Personal information
- Full name: Jairo Nicolás Coronel Valdez
- Date of birth: 4 March 1996 (age 29)
- Place of birth: Montevideo, Uruguay
- Height: 1.89 m (6 ft 2 in)
- Position: Defensive midfielder

Team information
- Current team: Huracán FC

Youth career
- 2013–2015: River Plate Montevideo
- 2015–2016: Rentistas

Senior career*
- Years: Team / Apps / (Gls)
- 2015–2016: Rentistas / 0 / (0)
- 2016–2017: Boston River / 0 / (0)
- 2018–2021: Uruguay Montevideo / 64 / (2)
- 2022: Miramar Misiones / 15 / (1)
- 2022: → Atenas (loan) / 8 / (0)
- 2023: Cerro / 19 / (0)
- 2024: Cerro Largo / 9 / (0)
- 2024: Miramar Misiones / 7 / (0)
- 2025: Deportes Copiapó / 18 / (1)
- 2026–: Huracán FC / 0 / (0)

= Jairo Coronel =

Uruguayan footballer

Jairo Nicolás Coronel Valdez (born 4 March 1996) is a Uruguayan professional footballer who plays as a defensive midfielder for Huracán FC.

==Club career==
As a youth player, Coronel was with River Plate de Montevideo and Rentistas. After a stint with Boston River, he made his senior debut with Uruguay Montevideo in 2018, spending four seasons with them until 2021. In 2022, he played for Miramar Misiones and Atenas de San Carlos.

In 2023, Coronel signed with Cerro in the Uruguayan Primera División.

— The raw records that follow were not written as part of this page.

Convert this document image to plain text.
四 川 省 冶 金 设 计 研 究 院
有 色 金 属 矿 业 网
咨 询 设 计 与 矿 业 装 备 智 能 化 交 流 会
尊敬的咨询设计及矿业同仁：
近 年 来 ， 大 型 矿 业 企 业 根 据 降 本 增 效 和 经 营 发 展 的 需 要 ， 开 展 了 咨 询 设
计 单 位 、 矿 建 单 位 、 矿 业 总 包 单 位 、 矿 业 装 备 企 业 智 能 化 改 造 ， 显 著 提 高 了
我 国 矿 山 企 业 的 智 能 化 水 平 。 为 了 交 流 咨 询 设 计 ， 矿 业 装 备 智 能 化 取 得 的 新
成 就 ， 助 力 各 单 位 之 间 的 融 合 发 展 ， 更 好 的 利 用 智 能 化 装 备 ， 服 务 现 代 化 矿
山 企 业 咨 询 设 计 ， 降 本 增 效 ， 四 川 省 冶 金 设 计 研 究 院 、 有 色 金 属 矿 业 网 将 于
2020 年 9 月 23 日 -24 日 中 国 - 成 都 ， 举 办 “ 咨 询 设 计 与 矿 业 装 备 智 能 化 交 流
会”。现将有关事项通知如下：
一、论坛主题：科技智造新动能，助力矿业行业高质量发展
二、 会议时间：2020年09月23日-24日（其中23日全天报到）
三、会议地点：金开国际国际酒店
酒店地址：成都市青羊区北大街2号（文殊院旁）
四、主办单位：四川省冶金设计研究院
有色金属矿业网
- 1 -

The next year, he played for Cerro Largo, with whom he took part in the Copa Sudamericana, and Miramar Misiones.

In 2025, Coronel moved to Chile and signed with Deportes Copiapó alongside his compatriot Briam Acosta.

Back to Uruguay, Coronel joined Huracán FC in January 2026.

===Controversies===
On 1 November 2025, Coronel was arrested by assaulting Ernesto Lorca, a technical staff member of Universidad de Concepción, in the last matchday of the 2025 Primera B de Chile in the context of the Chilean violence in stadiums law.